Legora raises $150M Series C — YC W24 company goes from seed to Series C in 18 months with AI legal workspace

Oct 30, 2025 with Max Junestrand

Key Points

  • Legora closes $150M Series C just 18 months after Y Combinator's Winter 2024 batch, accelerating U.S. expansion with a 50-person team.
  • The AI legal workspace displaces commodity attorney work, completing due diligence tasks in minutes that previously commanded $100,000 in billable hours.
  • Large tech companies are forcing law firms toward fixed-fee contracts, creating pressure that will consolidate the industry toward firms that adopt AI for scalability.
Legora raises $150M Series C — YC W24 company goes from seed to Series C in 18 months with AI legal workspace

Summary

Legora, an AI-powered legal workspace, closed a $150M Series C, capping an 18-month run from Y Combinator's Winter 2024 batch to one of the fastest seed-to-Series-C trajectories in recent YC history. Max Simulstrand, CEO and cofounder, launched the company in spring 2023. The round was driven largely by accelerating US growth after Legora launched stateside in March 2025, with the team now approaching 50 people.

Benchmark led an earlier round, with partner Chetan negotiating down from his stated floor of 20% ownership to approximately 18.51%, a figure Simulstrand describes as harder-won than the Series C terms.

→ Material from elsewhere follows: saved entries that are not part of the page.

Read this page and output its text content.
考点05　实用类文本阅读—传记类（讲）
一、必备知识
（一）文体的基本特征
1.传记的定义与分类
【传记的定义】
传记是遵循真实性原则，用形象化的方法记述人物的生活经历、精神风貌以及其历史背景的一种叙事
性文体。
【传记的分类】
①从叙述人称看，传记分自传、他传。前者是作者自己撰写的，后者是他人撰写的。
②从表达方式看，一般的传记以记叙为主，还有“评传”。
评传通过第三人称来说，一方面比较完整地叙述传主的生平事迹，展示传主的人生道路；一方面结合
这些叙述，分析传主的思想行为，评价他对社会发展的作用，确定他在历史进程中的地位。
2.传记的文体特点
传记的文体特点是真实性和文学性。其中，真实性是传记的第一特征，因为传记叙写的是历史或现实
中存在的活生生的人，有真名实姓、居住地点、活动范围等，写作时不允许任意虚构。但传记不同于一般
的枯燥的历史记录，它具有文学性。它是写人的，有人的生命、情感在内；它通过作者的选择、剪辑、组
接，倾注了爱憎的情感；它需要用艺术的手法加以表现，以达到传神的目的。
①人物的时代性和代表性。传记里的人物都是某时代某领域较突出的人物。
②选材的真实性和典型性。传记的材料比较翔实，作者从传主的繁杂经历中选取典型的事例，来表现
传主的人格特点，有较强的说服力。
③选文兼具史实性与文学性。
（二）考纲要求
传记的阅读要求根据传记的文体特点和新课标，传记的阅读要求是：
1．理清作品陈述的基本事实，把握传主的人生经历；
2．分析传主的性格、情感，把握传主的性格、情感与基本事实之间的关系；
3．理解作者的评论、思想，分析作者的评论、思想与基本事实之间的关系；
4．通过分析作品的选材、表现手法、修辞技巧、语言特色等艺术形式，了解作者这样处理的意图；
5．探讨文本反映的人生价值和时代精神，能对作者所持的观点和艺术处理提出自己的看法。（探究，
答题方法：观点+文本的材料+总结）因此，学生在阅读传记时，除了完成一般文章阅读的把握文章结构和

Product and Market Position

Legora's early edge came from leaning into document review rather than drafting or research, areas where large language models underperformed in 2024. The product has since expanded into a unified workspace designed to replace the fragmented point-solution stack that lawyers have resisted adopting. Integration via MCP protocol now allows sophisticated firms to layer in proprietary tools and data, deepening the platform's stickiness.

The due diligence use case illustrates the capability shift. Where early AI tools required fine-tuned BERT-era models to flag specific contract provisions, Legora now accepts plain-language queries and can return a scored risk assessment with reasoning. The practical implication, which aligns with anecdotal market feedback, is that work previously billed at $100,000 in attorney time can now be completed in minutes.

Structural Disruption to Law Firm Economics

Legal billing models are under direct pressure. Simulstrand draws a distinction between high-judgment advisory work, where attorney expertise still commands a premium well above hourly rates, and document-heavy commodity work, where AI displacement is already underway. He points to Wachtell Lipton as a precedent for outcome-based pricing and notes a parallel shift where large tech companies are approaching firms with fixed-fee mandates in the range of $200M over two years, forcing firms to decide whether to absorb the volume risk using technology or walk away.

Simulstrand expects significant consolidation across the legal industry, arguing that law firms have historically lacked scalability as a competitive weapon. AI changes that calculus, enabling firms to out-deliver and out-price competitors simultaneously. The firms most exposed are those with incentive structures that reward billable hours over efficiency, a dynamic that has slowed adoption but will not prevent it.